12. Financial integration is crucial to support higher and better balanced economic growth, permit a more efficient distribution of risks, and enhance the effectiveness of monetary policy. The FSAP and the Lamfalussy process have given a strong impetus to the creation of the legal and regulatory framework for integrated financial markets and the convergence of supervisory practices. The recently-agreed Memorandum of Understanding on cooperation in financial crisis situations is another step forward. We have also noted the general expectation among officials that this mix of top-down and bottom-up processes and the reforms that are underway are beginning to deliver an integrated market. However, this undertaking is highly complex and national interests continue to slow area-wide integration. Partly for these reasons, businesses strategies for key market segments have thus far remained nationally oriented, with potentially adverse effects for competition and innovation.

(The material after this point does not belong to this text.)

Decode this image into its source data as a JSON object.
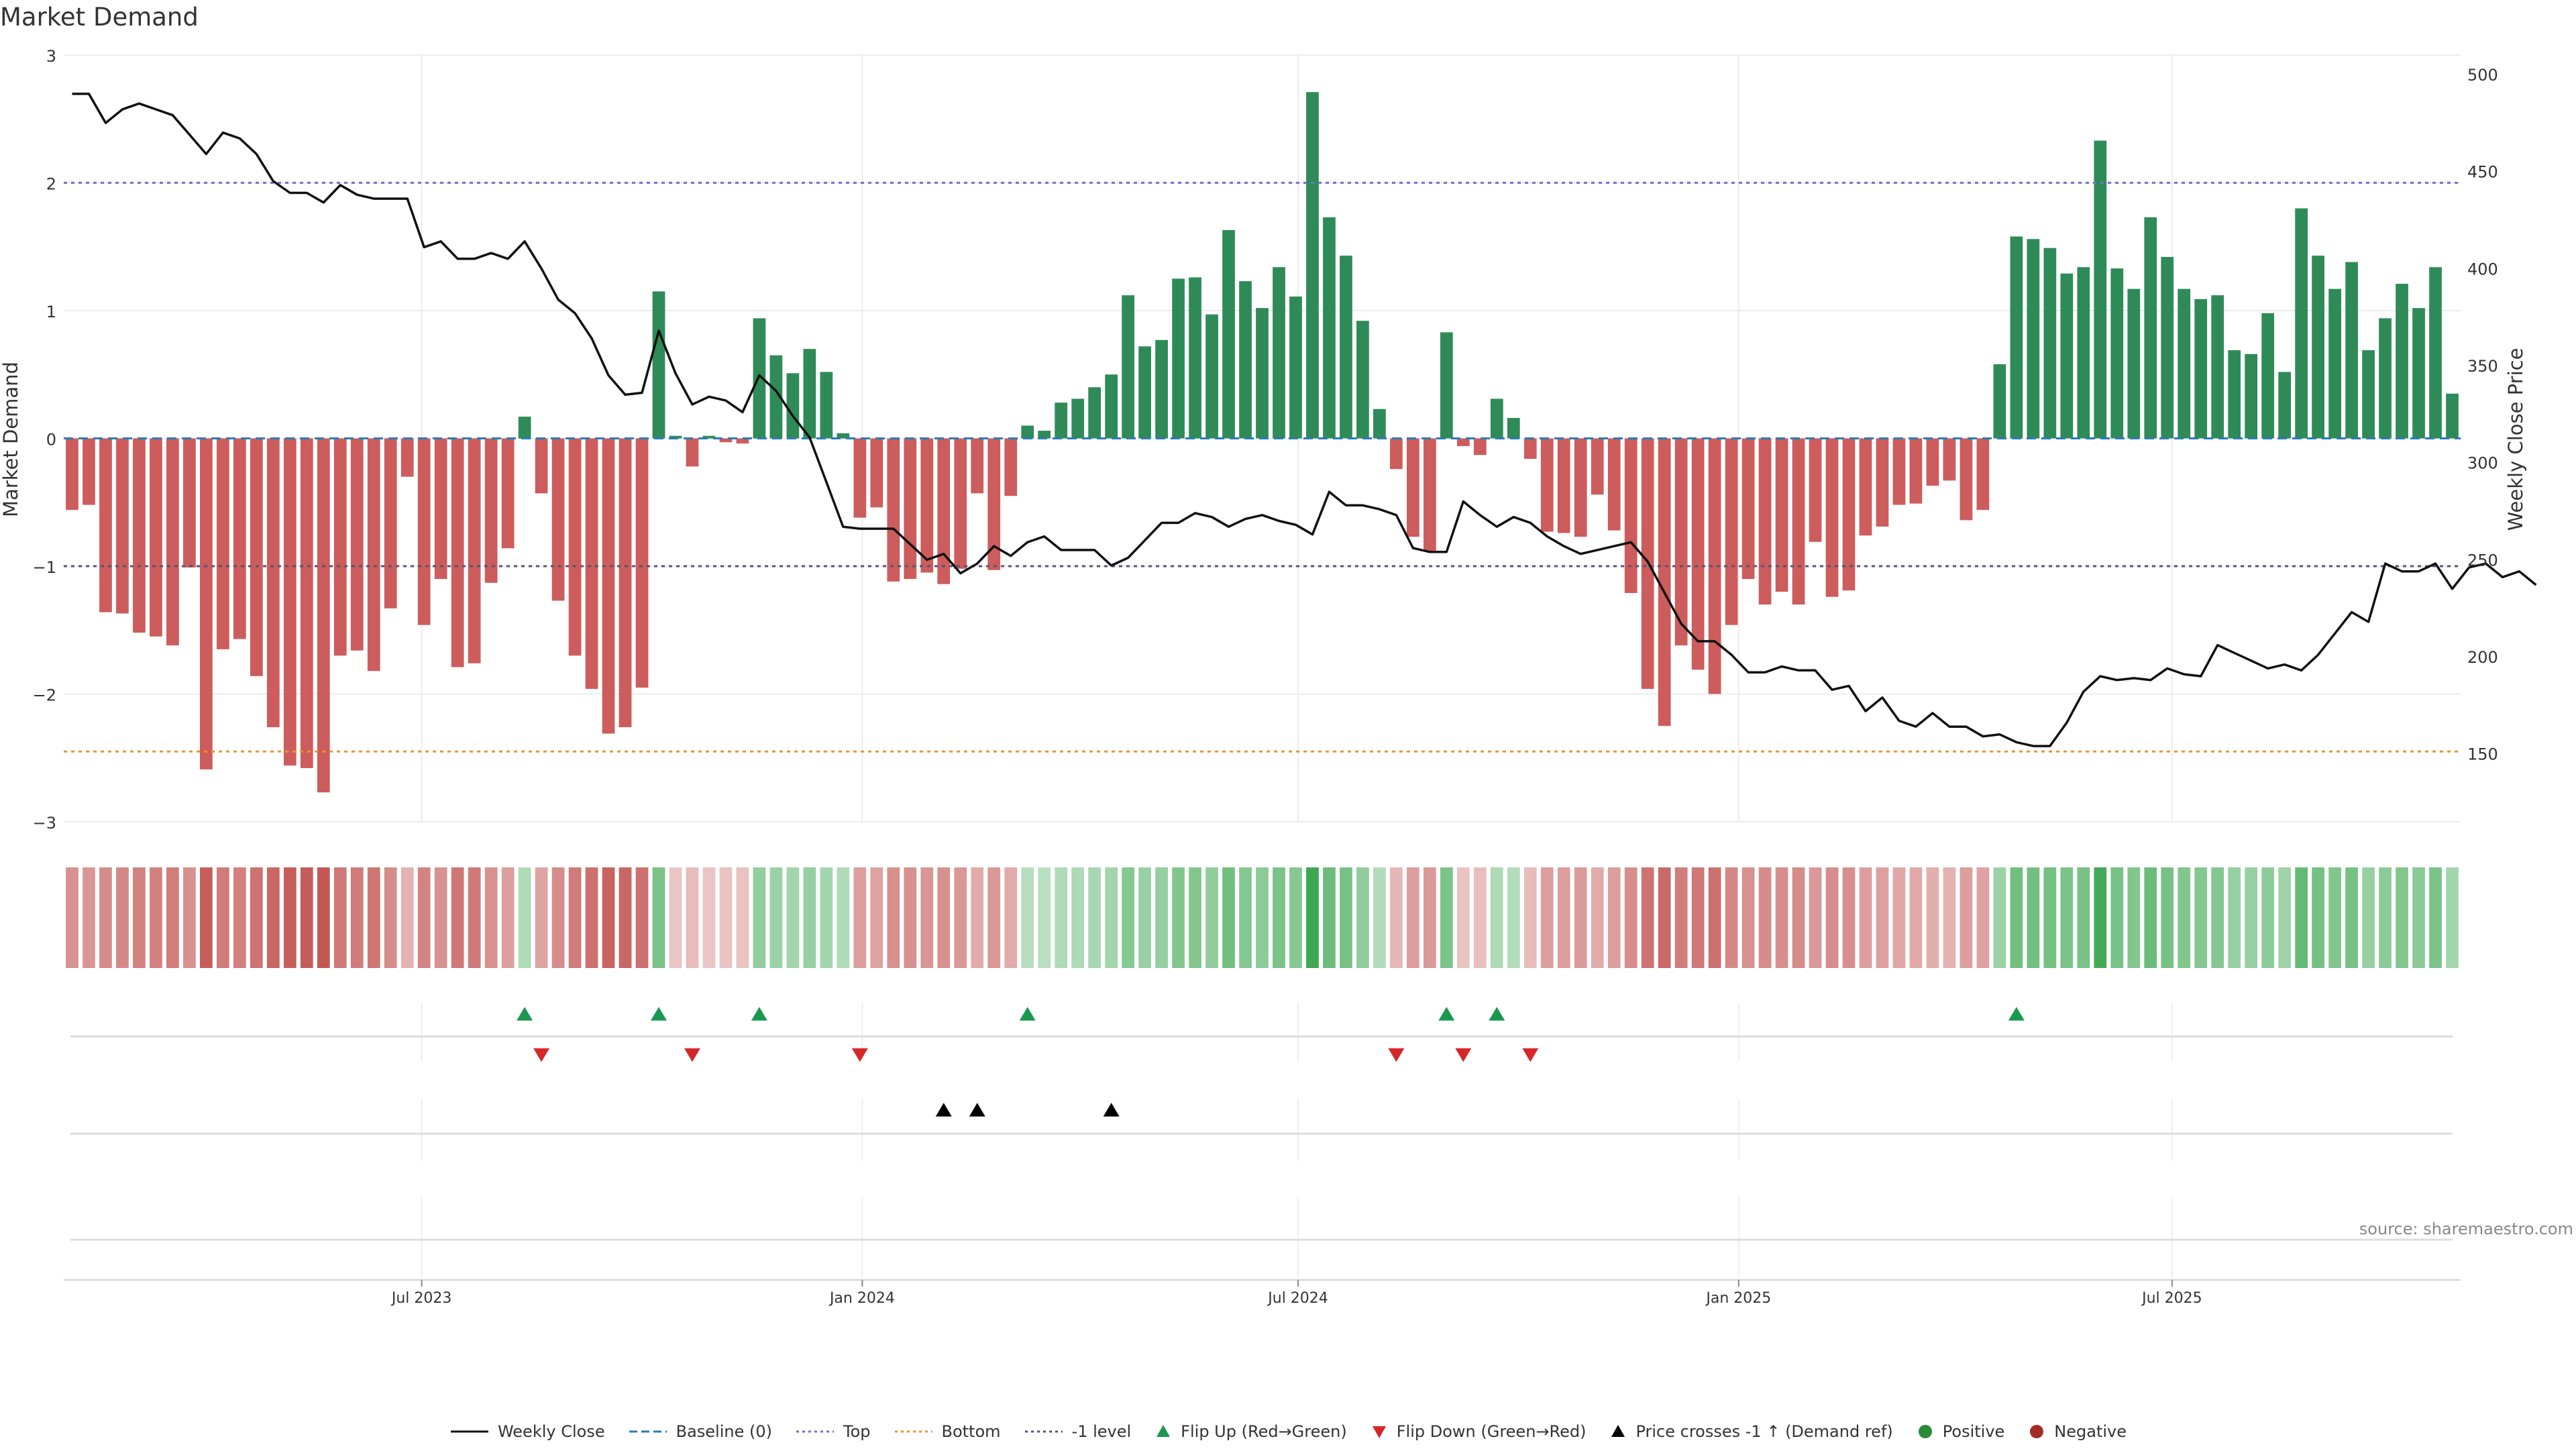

13. The renewed emphasis on the effective transposition of European rules and their enforcement, including through sectoral inquiries and competition policy, is thus very well placed. The Green Paper's welcome focus on consolidating progress and improving regulations should not, however, delay necessary new legislative initiatives. In any case, key building blocks of an integrated financial sector would still be missing even after the envisaged program has been implemented. In this regard the ongoing "organic/evolutionary" approach to further integration/centralization has attractive features. However, unless this approach delivers quality regulation and supervision in a timely manner, it will act as a brake on integration and could entail unnecessarily high costs and risks. In that case, there will be a need to address the issue of how far and how fast to move to a more integrated approach to financial legislation, regulation, and supervision.
14. The EU also needs to continue to play a lead role in forging an agreement on the Doha Development Agenda. Of special importance would be for the EU to offer greater access to its agricultural market and to strictly limit the use of sensitive product exemptions from tariff reductions. We welcome EU support for strengthened WTO rules over regional trade agreements. Recognizing the importance of developing countries' own liberalization for economic development, we encourage the EU to work with these countries, including through Economic Partnership Agreements, to liberalize their trade regimes on a most-favored-nation basis. Following the long phase-out period for quotas under the Uruguay Round Agreement on Textiles and Clothing, we encourage the EU to avoid imposing import safeguards.